For an iconic shot, look out for a mob (the collective noun) of kangaroos crossing the outback landscape of South Australia’s Flinders Ranges or snap them soaking up the sun in Western Australia. From Esperance to Cape Le Grand National Park and the sparkling shoreline of Lucky Bay, the kangaroos here just love to feel the sand between their toes. 

Kangaroos in Esperance

Credit: Wildlife Australia

Gaze up at cute koalas

Breath in. If you can smell eucalyptus, then you’re in with a good chance of spotting a koala. Often hiding among the upper branches of towering eucalyptus trees, and eating huge quantities of leaves every day, keep an eye out as you drive through the Otway region of the Great Ocean Road. Also in Victoria, you are almost guaranteed to see koalas as you step off the ferry at Raymond Island.

Meanwhile, over in Queensland, Magnetic Island is easy to reach from Townsville and offers a luscious paradise for hundreds of koalas who take in the turquoise seas from their treetop perches. The island is also the site of an important slice of Australian history – follow the Forts Walk to see WWII fortifications.

Of course, it’s not all about kangaroos and koalas, and Rottnest Island greatly increases the cute stakes with its resident quokka population. A ferry ride from Perth, these friendly little marsupials are surprisingly at ease in front of the camera. 

Koala resting in a tree

Credit: KiltedArab

Make a splash with an underwater adventure

Queensland’s coastal towns – from Cairns to Port Douglas – are hopping off points for scuba and snorkelling expeditions to the Great Barrier Reef, where colourful coral provides an underwater habitat for turtles, thousands of varieties of tropical fish and reef sharks.

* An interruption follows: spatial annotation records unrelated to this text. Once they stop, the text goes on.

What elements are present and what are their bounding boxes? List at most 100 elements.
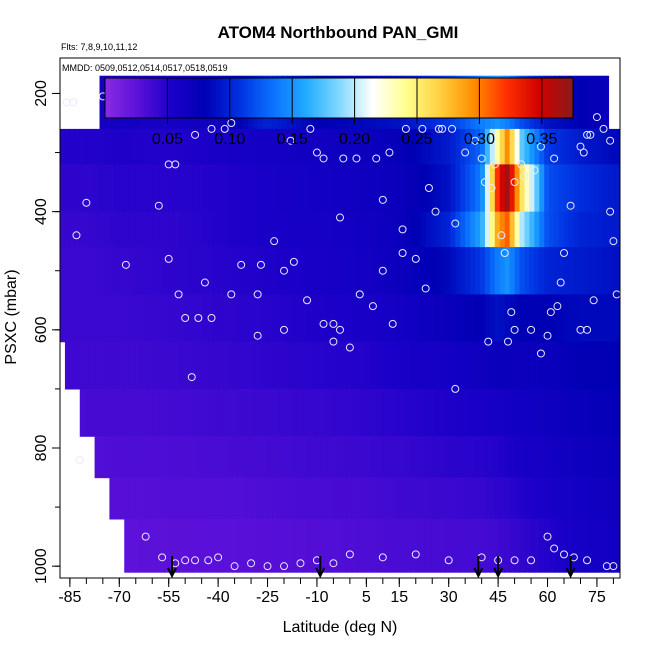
heatmap-cell [316, 436, 323, 479]
heatmap-cell [534, 388, 540, 437]
heatmap-cell [386, 211, 392, 248]
heatmap-cell [509, 128, 516, 165]
heatmap-cell [237, 211, 244, 248]
heatmap-cell [297, 477, 303, 520]
sample-point [207, 124, 216, 133]
heatmap-cell [489, 436, 496, 479]
heatmap-cell [504, 477, 511, 520]
heatmap-cell [400, 477, 407, 520]
heatmap-cell [297, 164, 303, 213]
heatmap-cell [554, 247, 560, 295]
heatmap-cell [534, 436, 540, 479]
heatmap-cell [400, 247, 407, 295]
heatmap-cell [237, 164, 244, 213]
heatmap-cell [366, 477, 372, 520]
sample-point [296, 559, 305, 568]
sample-point [510, 325, 519, 334]
heatmap-cell [618, 247, 620, 295]
heatmap-cell [554, 128, 560, 165]
heatmap-cell [356, 518, 363, 573]
heatmap-cell [613, 518, 619, 573]
heatmap-cell [316, 164, 323, 213]
sample-point [451, 384, 460, 393]
heatmap-cell [573, 211, 580, 248]
heatmap-cell [346, 477, 353, 520]
heatmap-cell [460, 518, 466, 573]
heatmap-cell [430, 436, 437, 479]
heatmap-cell [494, 247, 501, 295]
sample-point [434, 124, 443, 133]
plot-frame [59, 57, 621, 579]
heatmap-cell [603, 518, 610, 573]
heatmap-cell [336, 436, 343, 479]
heatmap-cell [193, 128, 199, 165]
heatmap-cell [618, 477, 620, 520]
heatmap-cell [336, 388, 343, 437]
sample-point [553, 302, 562, 311]
heatmap-cell [262, 477, 269, 520]
heatmap-cell [208, 211, 214, 248]
heatmap-cell [549, 436, 555, 479]
heatmap-cell [435, 128, 442, 165]
sample-point [444, 556, 453, 565]
heatmap-cell [386, 341, 392, 390]
heatmap-cell [371, 294, 377, 343]
heatmap-cell [326, 341, 333, 390]
heatmap-cell [405, 164, 412, 213]
heatmap-cell [524, 341, 531, 390]
heatmap-cell [420, 341, 427, 390]
heatmap-cell [534, 477, 540, 520]
heatmap-cell [144, 164, 150, 213]
heatmap-cell [257, 128, 264, 165]
heatmap-cell [173, 211, 180, 248]
heatmap-cell [178, 518, 185, 573]
heatmap-cell [529, 341, 535, 390]
heatmap-cell [144, 388, 150, 437]
heatmap-cell [514, 388, 521, 437]
heatmap-cell [267, 388, 274, 437]
heatmap-cell [119, 211, 125, 248]
heatmap-cell [583, 211, 590, 248]
heatmap-cell [84, 294, 91, 343]
heatmap-cell [549, 341, 555, 390]
sample-point [546, 308, 555, 317]
heatmap-cell [312, 164, 318, 213]
heatmap-cell [396, 128, 402, 165]
heatmap-cell [104, 341, 111, 390]
heatmap-cell [494, 477, 501, 520]
heatmap-cell [69, 247, 76, 295]
heatmap-cell [559, 211, 565, 248]
heatmap-cell [307, 341, 313, 390]
heatmap-cell [484, 294, 491, 343]
heatmap-cell [445, 128, 451, 165]
heatmap-cell [509, 294, 516, 343]
heatmap-cell [89, 164, 96, 213]
heatmap-cell [272, 388, 279, 437]
heatmap-cell [534, 294, 540, 343]
heatmap-cell [168, 518, 175, 573]
heatmap-cell [198, 518, 204, 573]
heatmap-cell [104, 128, 111, 165]
heatmap-cell [559, 341, 565, 390]
heatmap-cell [302, 247, 308, 295]
heatmap-cell [173, 128, 180, 165]
heatmap-cell [391, 211, 397, 248]
heatmap-cell [312, 211, 318, 248]
heatmap-cell [139, 477, 145, 520]
heatmap-cell [336, 341, 343, 390]
sample-point [174, 290, 183, 299]
heatmap-cell [99, 211, 106, 248]
heatmap-cell [608, 388, 615, 437]
heatmap-cell [608, 436, 615, 479]
sample-point [247, 559, 256, 568]
heatmap-cell [445, 388, 451, 437]
heatmap-cell [282, 518, 288, 573]
heatmap-cell [376, 477, 382, 520]
sample-point [187, 373, 196, 382]
heatmap-cell [326, 294, 333, 343]
heatmap-cell [356, 477, 363, 520]
heatmap-cell [425, 128, 432, 165]
y-tick-label: 200 [33, 80, 50, 107]
heatmap-cell [228, 128, 234, 165]
heatmap-cell [578, 518, 585, 573]
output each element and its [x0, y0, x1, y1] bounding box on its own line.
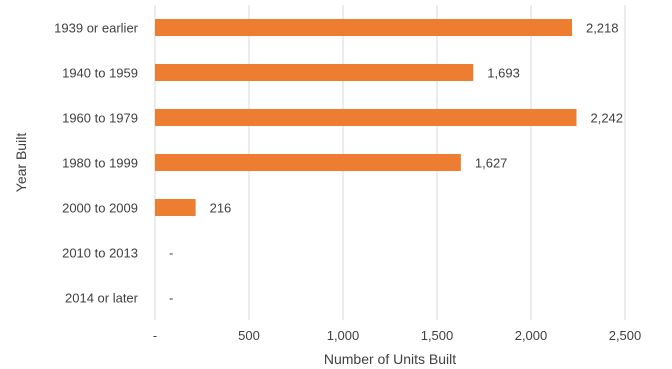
bar: [155, 154, 461, 171]
x-axis-title: Number of Units Built: [324, 351, 456, 367]
data-label: 216: [210, 201, 232, 216]
category-label: 1939 or earlier: [54, 21, 138, 36]
x-tick-labels: - 500 1,000 1,500 2,000 2,500: [153, 328, 641, 343]
data-labels: 2,218 1,693 2,242 1,627 216 - -: [169, 21, 623, 306]
bar: [155, 199, 196, 216]
data-label: -: [169, 246, 173, 261]
data-label: 1,627: [475, 156, 508, 171]
x-tick-label: 2,000: [515, 328, 548, 343]
data-label: 2,242: [590, 111, 623, 126]
category-label: 2014 or later: [65, 291, 139, 306]
x-tick-label: -: [153, 328, 157, 343]
category-label: 1940 to 1959: [62, 66, 138, 81]
category-label: 2000 to 2009: [62, 201, 138, 216]
category-labels: 1939 or earlier 1940 to 1959 1960 to 1979 1…: [54, 21, 138, 306]
x-tick-label: 2,500: [609, 328, 642, 343]
category-label: 1960 to 1979: [62, 111, 138, 126]
x-tick-label: 1,000: [327, 328, 360, 343]
data-label: 2,218: [586, 21, 619, 36]
category-label: 1980 to 1999: [62, 156, 138, 171]
bar: [155, 109, 577, 126]
x-tick-label: 1,500: [421, 328, 454, 343]
bar: [155, 19, 572, 36]
data-label: 1,693: [487, 66, 520, 81]
bars: [155, 19, 577, 216]
data-label: -: [169, 291, 173, 306]
y-axis-title: Year Built: [13, 133, 29, 193]
bar: [155, 64, 474, 81]
x-tick-label: 500: [238, 328, 260, 343]
category-label: 2010 to 2013: [62, 246, 138, 261]
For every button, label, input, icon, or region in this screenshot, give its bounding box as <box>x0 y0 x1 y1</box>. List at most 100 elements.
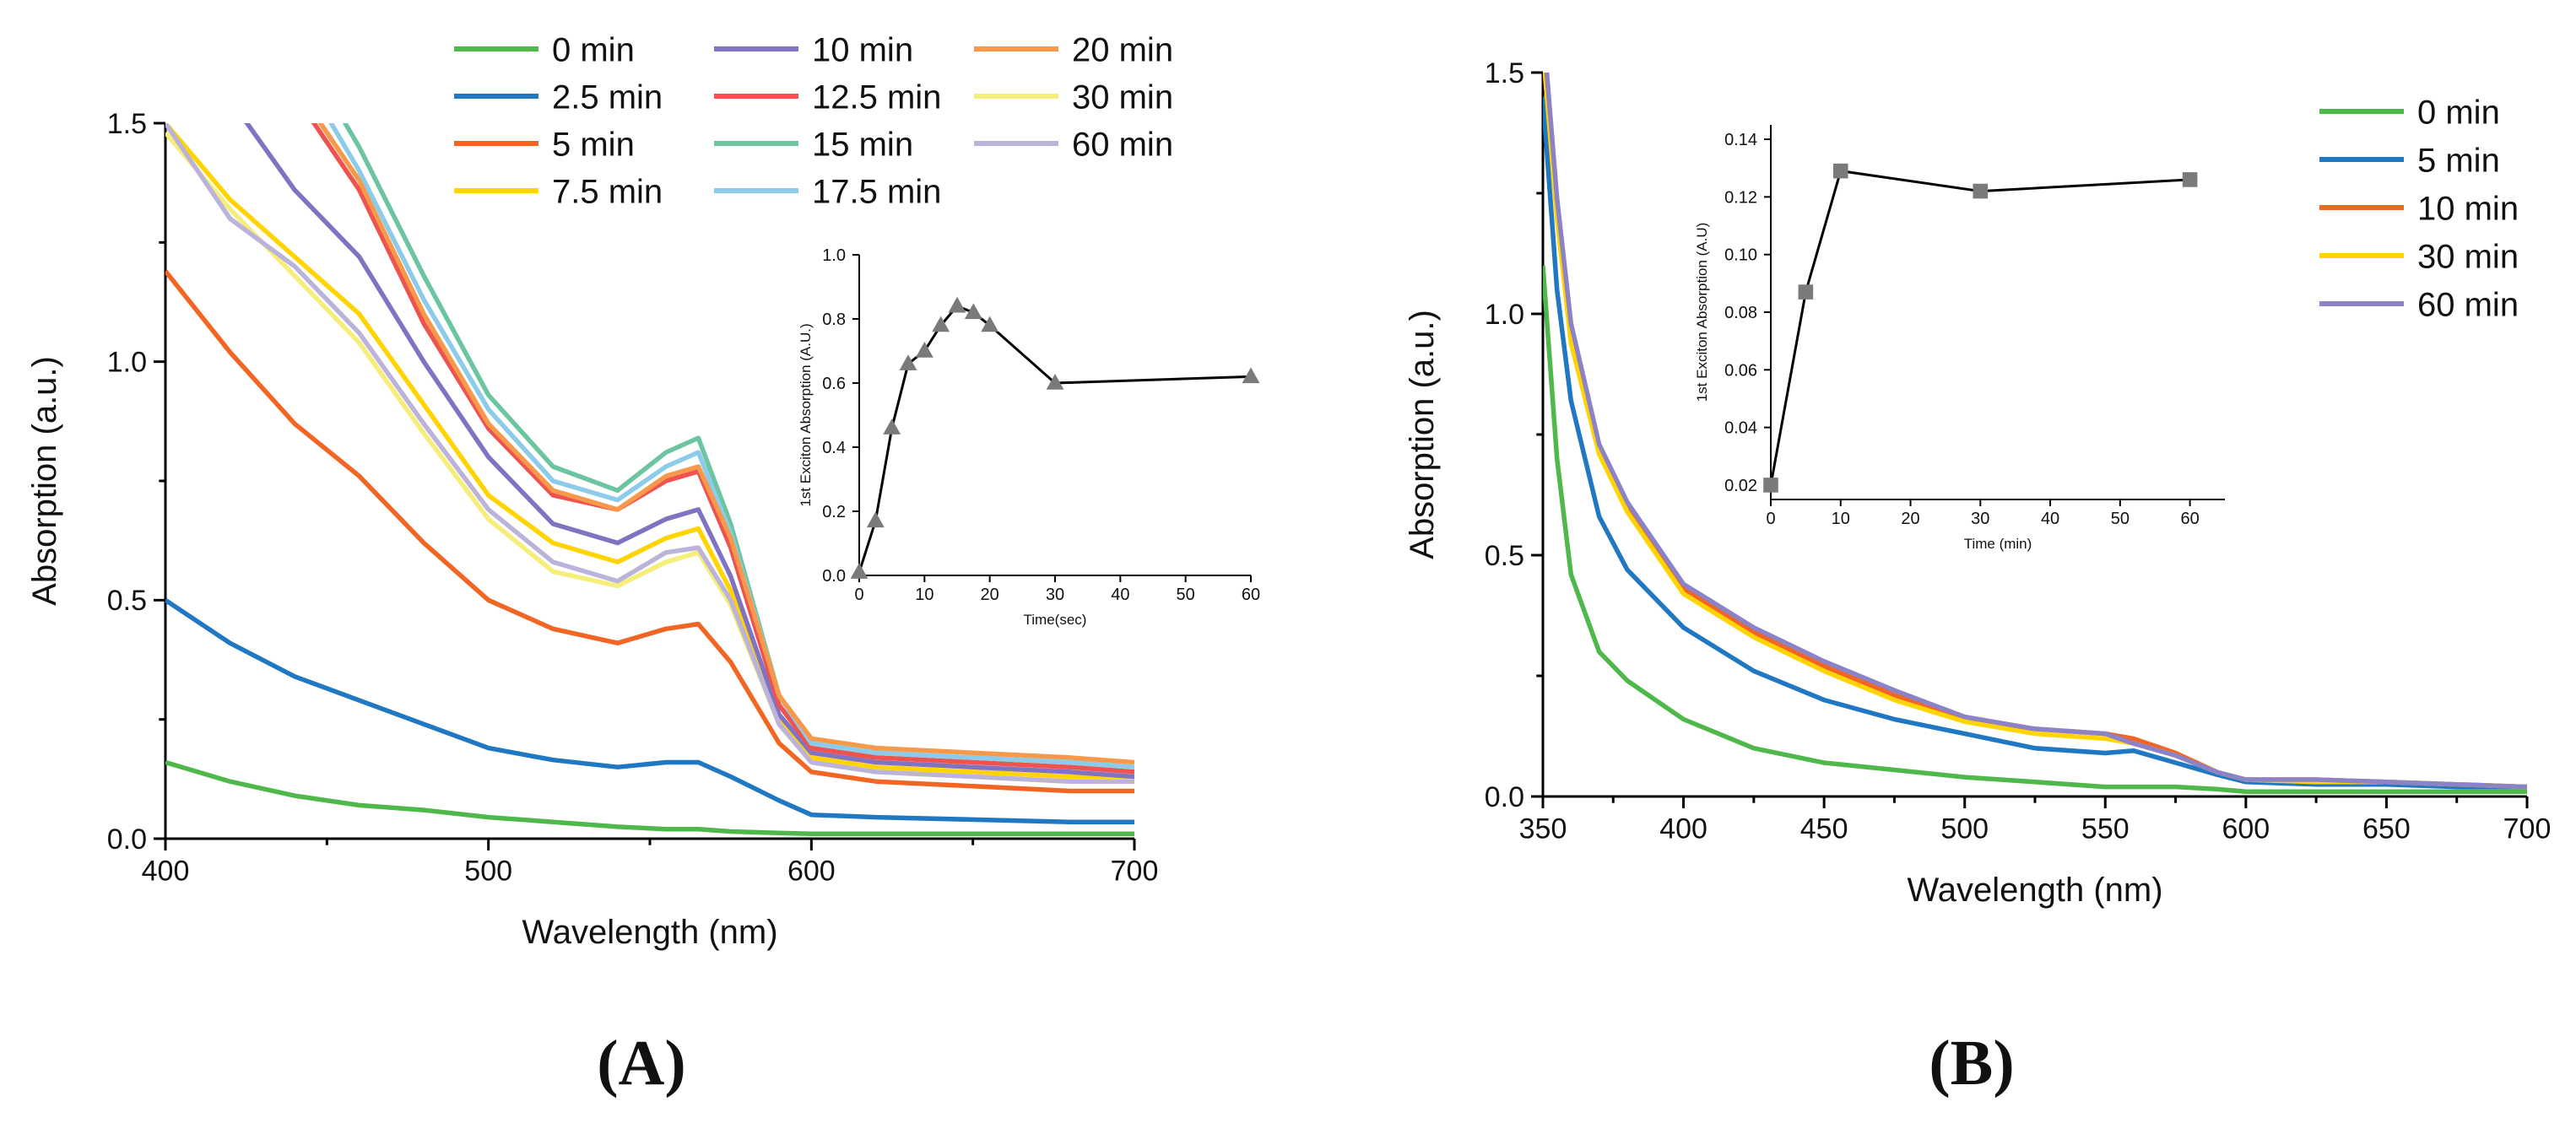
panel-b-x-tick-label: 450 <box>1800 813 1848 845</box>
panel-a-legend-label: 17.5 min <box>812 173 941 210</box>
panel-a-series-line <box>165 598 1134 824</box>
panel-a-legend-label: 10 min <box>812 31 913 68</box>
panel-a-inset-x-tick-label: 60 <box>1242 586 1260 604</box>
panel-a-y-axis-label: Absorption (a.u.) <box>26 356 63 606</box>
panel-a-legend-label: 7.5 min <box>552 173 663 210</box>
panel-b-inset-y-axis-label: 1st Exciton Absorption (A.U) <box>1694 223 1710 402</box>
panel-a-inset-x-tick-label: 30 <box>1046 586 1064 604</box>
panel-a-series-line <box>165 123 1134 780</box>
panel-a-inset-y-tick-label: 0.0 <box>822 567 846 586</box>
panel-a-main-chart: 400 500 600 700 0.0 0.5 1.0 1.5 Wavelength (nm) A… <box>26 108 1159 951</box>
panel-b-y-tick-label: 0.0 <box>1485 781 1524 813</box>
panel-b-inset-y-tick-label: 0.02 <box>1724 477 1757 495</box>
panel-b-series-line <box>1544 73 2527 790</box>
panel-b-legend: 0 min 5 min 10 min 30 min 60 min <box>2319 94 2519 323</box>
panel-a-series-line <box>244 123 1134 780</box>
panel-a-y-tick-label: 0.5 <box>107 585 147 617</box>
panel-a-x-tick-label: 700 <box>1111 856 1159 888</box>
panel-b-x-tick-label: 500 <box>1940 813 1989 845</box>
panel-a-inset-data-point <box>850 563 869 579</box>
panel-b-inset-y-tick-label: 0.14 <box>1724 131 1757 149</box>
panel-a-inset-data-point <box>981 316 999 332</box>
panel-a-series-line <box>165 759 1134 837</box>
panel-b-inset-y-tick-label: 0.08 <box>1724 304 1757 322</box>
panel-b-x-tick-label: 550 <box>2081 813 2130 845</box>
panel-a-inset-x-tick-label: 50 <box>1177 586 1195 604</box>
panel-label-b: (B) <box>1929 1028 2014 1099</box>
panel-b-y-tick-label: 1.0 <box>1485 299 1524 331</box>
panel-a-legend-label: 12.5 min <box>812 78 941 116</box>
panel-b-inset-x-tick-label: 30 <box>1971 510 1989 528</box>
panel-a-legend-label: 20 min <box>1072 31 1173 68</box>
panel-b-legend-label: 60 min <box>2417 286 2519 323</box>
panel-a-y-tick-label: 0.0 <box>107 823 147 856</box>
panel-a-legend-label: 0 min <box>552 31 635 68</box>
panel-b-legend-label: 10 min <box>2417 190 2519 227</box>
panel-b-inset-y-tick-label: 0.04 <box>1724 419 1757 438</box>
panel-a-inset-data-point <box>964 303 982 320</box>
panel-b-series-line <box>1543 96 2527 790</box>
panel-b-inset-data-point <box>1832 163 1848 179</box>
panel-a-legend-label: 30 min <box>1072 78 1173 116</box>
panel-a-inset-y-axis-label: 1st Exciton Absorption (A.U.) <box>798 323 814 506</box>
panel-b-x-axis-label: Wavelength (nm) <box>1907 872 2162 909</box>
panel-a-inset-x-axis-label: Time(sec) <box>1024 612 1087 628</box>
panel-label-a: (A) <box>597 1028 686 1099</box>
panel-b-inset-x-tick-label: 20 <box>1901 510 1919 528</box>
panel-b-y-tick-label: 0.5 <box>1485 540 1524 572</box>
panel-b-inset-x-tick-label: 60 <box>2180 510 2199 528</box>
panel-a-inset-data-point <box>883 418 901 435</box>
panel-a-series-line <box>328 123 1134 769</box>
panel-a-x-axis-label: Wavelength (nm) <box>522 914 777 951</box>
panel-b-main-chart: 350 400 450 500 550 600 650 7000.00.51.01.5Wave… <box>1404 57 2552 909</box>
panel-a-y-tick-label: 1.0 <box>107 347 147 379</box>
panel-b-inset-data-point <box>1973 183 1989 199</box>
panel-a-legend: 0 min 2.5 min 5 min 7.5 min 10 min 12.5 min 15… <box>454 31 1173 210</box>
panel-b-inset-x-axis-label: Time (min) <box>1964 536 2032 552</box>
panel-a-inset-y-tick-label: 0.6 <box>822 375 846 393</box>
panel-b-inset-trend-line <box>1769 169 2190 486</box>
panel-b-x-tick-label: 700 <box>2503 813 2552 845</box>
panel-b-inset-chart: 0 10 20 30 40 50 60 0.02 0.04 0.06 0.08 0.10 0.12 0.1… <box>1694 125 2225 552</box>
panel-a-legend-label: 15 min <box>812 126 913 163</box>
panel-a-legend-label: 5 min <box>552 126 635 163</box>
panel-b-series-group <box>1543 73 2527 795</box>
panel-b-inset-x-tick-label: 50 <box>2111 510 2130 528</box>
panel-b-inset-y-tick-label: 0.10 <box>1724 246 1757 265</box>
panel-a-legend-label: 2.5 min <box>552 78 663 116</box>
panel-b-x-tick-label: 400 <box>1659 813 1707 845</box>
panel-a-legend-label: 60 min <box>1072 126 1173 163</box>
panel-a-x-tick-label: 400 <box>142 856 190 888</box>
panel-a-inset-data-point <box>1242 367 1260 384</box>
panel-a-series-line <box>317 123 1134 765</box>
panel-b-inset-x-tick-label: 40 <box>2041 510 2059 528</box>
panel-a-x-tick-label: 600 <box>787 856 836 888</box>
panel-a-inset-y-tick-label: 0.2 <box>822 503 846 521</box>
panel-b-legend-label: 0 min <box>2417 94 2500 131</box>
panel-a-y-tick-label: 1.5 <box>107 108 147 140</box>
panel-a-series-group <box>165 123 1134 837</box>
panel-a-inset-x-tick-label: 20 <box>981 586 999 604</box>
panel-a-inset-y-tick-label: 0.8 <box>822 310 846 329</box>
panel-a-inset-x-tick-label: 10 <box>915 586 934 604</box>
panel-b-y-axis-label: Absorption (a.u.) <box>1404 310 1441 559</box>
panel-a-series-line <box>165 123 1134 784</box>
panel-a-inset-data-point <box>866 511 885 528</box>
panel-a-inset-data-point <box>899 354 917 370</box>
panel-b-inset-data-point <box>2182 172 2198 187</box>
panel-a-x-tick-label: 500 <box>464 856 512 888</box>
panel-b-x-tick-label: 600 <box>2222 813 2270 845</box>
panel-a-inset-data-point <box>915 342 934 358</box>
panel-b-inset-data-point <box>1798 284 1814 300</box>
panel-a-inset-data-point <box>1046 374 1064 390</box>
panel-b-series-line <box>1543 265 2527 795</box>
panel-a-inset-chart: 0 10 20 30 40 50 60 0.0 0.2 0.4 0.6 0.8 1.0 Time(sec)… <box>798 246 1260 628</box>
panel-a-inset-y-tick-label: 0.4 <box>822 439 846 457</box>
panel-a-inset-data-point <box>932 316 950 332</box>
panel-b-x-tick-label: 350 <box>1519 813 1567 845</box>
panel-a-inset-y-tick-label: 1.0 <box>822 246 846 265</box>
panel-a-inset-data-point <box>948 296 966 313</box>
panel-b-inset-data-point <box>1763 478 1778 493</box>
panel-b-inset-x-tick-label: 0 <box>1766 510 1775 528</box>
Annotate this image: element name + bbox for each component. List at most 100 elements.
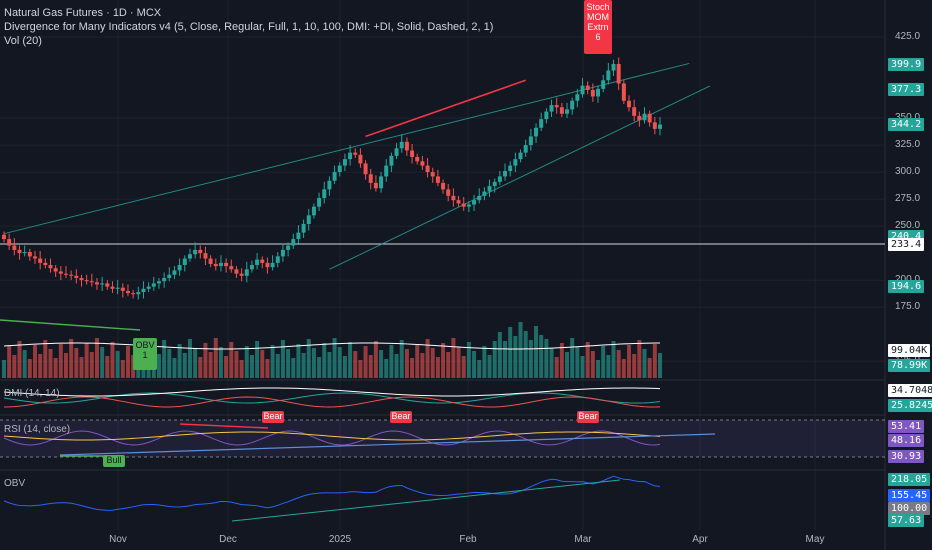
y-tick-label: 350.0: [895, 112, 920, 123]
y-tick-label: 300.0: [895, 166, 921, 178]
candle-body: [172, 270, 177, 275]
candle-body: [394, 148, 399, 156]
y-tick-label: 250.0: [895, 220, 921, 232]
candle-body: [446, 189, 451, 196]
divergence-line: [365, 79, 526, 138]
candle-body: [410, 150, 415, 157]
volume-bar: [513, 336, 518, 378]
candle-body: [348, 152, 353, 160]
dmi-tag: 25.8245: [888, 399, 932, 412]
candle-body: [63, 273, 68, 275]
rsi-trendline: [59, 433, 716, 456]
candle-body: [162, 277, 167, 282]
volume-bar: [363, 346, 368, 378]
candle-body: [120, 287, 125, 291]
candle-body: [38, 258, 43, 263]
volume-bar: [435, 357, 440, 378]
candle-body: [384, 165, 389, 177]
candle-body: [472, 200, 477, 205]
candle-body: [239, 273, 244, 276]
candle-body: [368, 174, 373, 183]
volume-bar: [353, 351, 358, 378]
volume-bar: [518, 322, 523, 378]
candle-body: [570, 100, 575, 110]
legend-volume: Vol (20): [4, 35, 42, 47]
volume-bar: [621, 359, 626, 378]
dmi-minus-line: [3, 396, 661, 408]
candle-body: [151, 283, 156, 287]
badge-line: Stoch: [586, 2, 610, 12]
volume-bar: [182, 353, 187, 378]
candle-body: [280, 249, 285, 257]
volume-bar: [286, 349, 291, 378]
candle-body: [79, 277, 84, 281]
candle-body: [637, 115, 642, 121]
candle-body: [270, 262, 275, 268]
candle-body: [585, 85, 590, 90]
volume-bar: [601, 346, 606, 378]
volume-bar: [249, 355, 254, 378]
candle-body: [477, 195, 482, 201]
volume-bull-div-line: [0, 319, 141, 331]
obv-tag: 155.45: [888, 489, 931, 502]
volume-bar: [410, 358, 415, 378]
volume-bar: [270, 345, 275, 378]
volume-bar: [528, 340, 533, 378]
volume-bar: [379, 350, 384, 378]
volume-bar: [534, 326, 539, 378]
candle-body: [110, 286, 115, 289]
volume-bar: [187, 339, 192, 378]
volume-bar: [554, 357, 559, 378]
volume-bar: [492, 341, 497, 378]
volume-bar: [306, 339, 311, 378]
candle-body: [513, 159, 518, 166]
volume-bar: [611, 341, 616, 378]
adx-line: [3, 387, 661, 397]
candle-body: [12, 245, 17, 250]
volume-bar: [647, 358, 652, 378]
candle-body: [539, 119, 544, 128]
volume-bar: [172, 358, 177, 378]
rsi-band: [0, 420, 885, 457]
price-tag: 344.2: [888, 118, 925, 132]
candle-body: [466, 204, 471, 207]
volume-bar: [255, 341, 260, 378]
volume-bar: [332, 338, 337, 378]
volume-bar: [198, 357, 203, 378]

But, if you are feeling brave, you can paddle alongside the biggest fish in the world at the Ningaloo Reef in Western Australia. Board a boat at Exmouth and prepare to get up close to whale sharks – swimming with these gentle giants makes for a truly mind-blowing memory.

Learn some underwater acrobatics from the sea lions who call South Australia’s Eyre Peninsula home or, if you prefer to spot marine life from a boat, make for the other side of Adelaide’s St Vincent Gulf and the Fleurieu Peninsula for the chance to see dolphins frolicking in the water around you. 

Ningaloo Reef, Exmouth

Credit: Wildlife Australia

Flap your wings at a real-life big bird

For a picture-perfect view of the Australian outback, look out for emus running alongside the road. Australia’s national bird – the emu appears alongside a kangaroo on the country’s passports – is especially common in the Ikara-Flinders Ranges National Park, which is near to the vineyards and cellar doors of Clare Valley. Closer to Adelaide, Cleland Wildlife Park offers the chance to walk around roaming emus and even eat a breakfast picnic hamper while surrounded by wild lorikeets.

Talking of birds, have your binoculars at the ready wherever you go for the chance to see kookaburras – listen out for their trademark ‘laughing’ call – eagles, owls and parrots. Several wildlife centres, like Taronga Zoo on the outskirts Sydney and Healesville Sanctuary near Melbourne, give visitors the opportunity to see colourful cockatoos during a free-flight demonstration.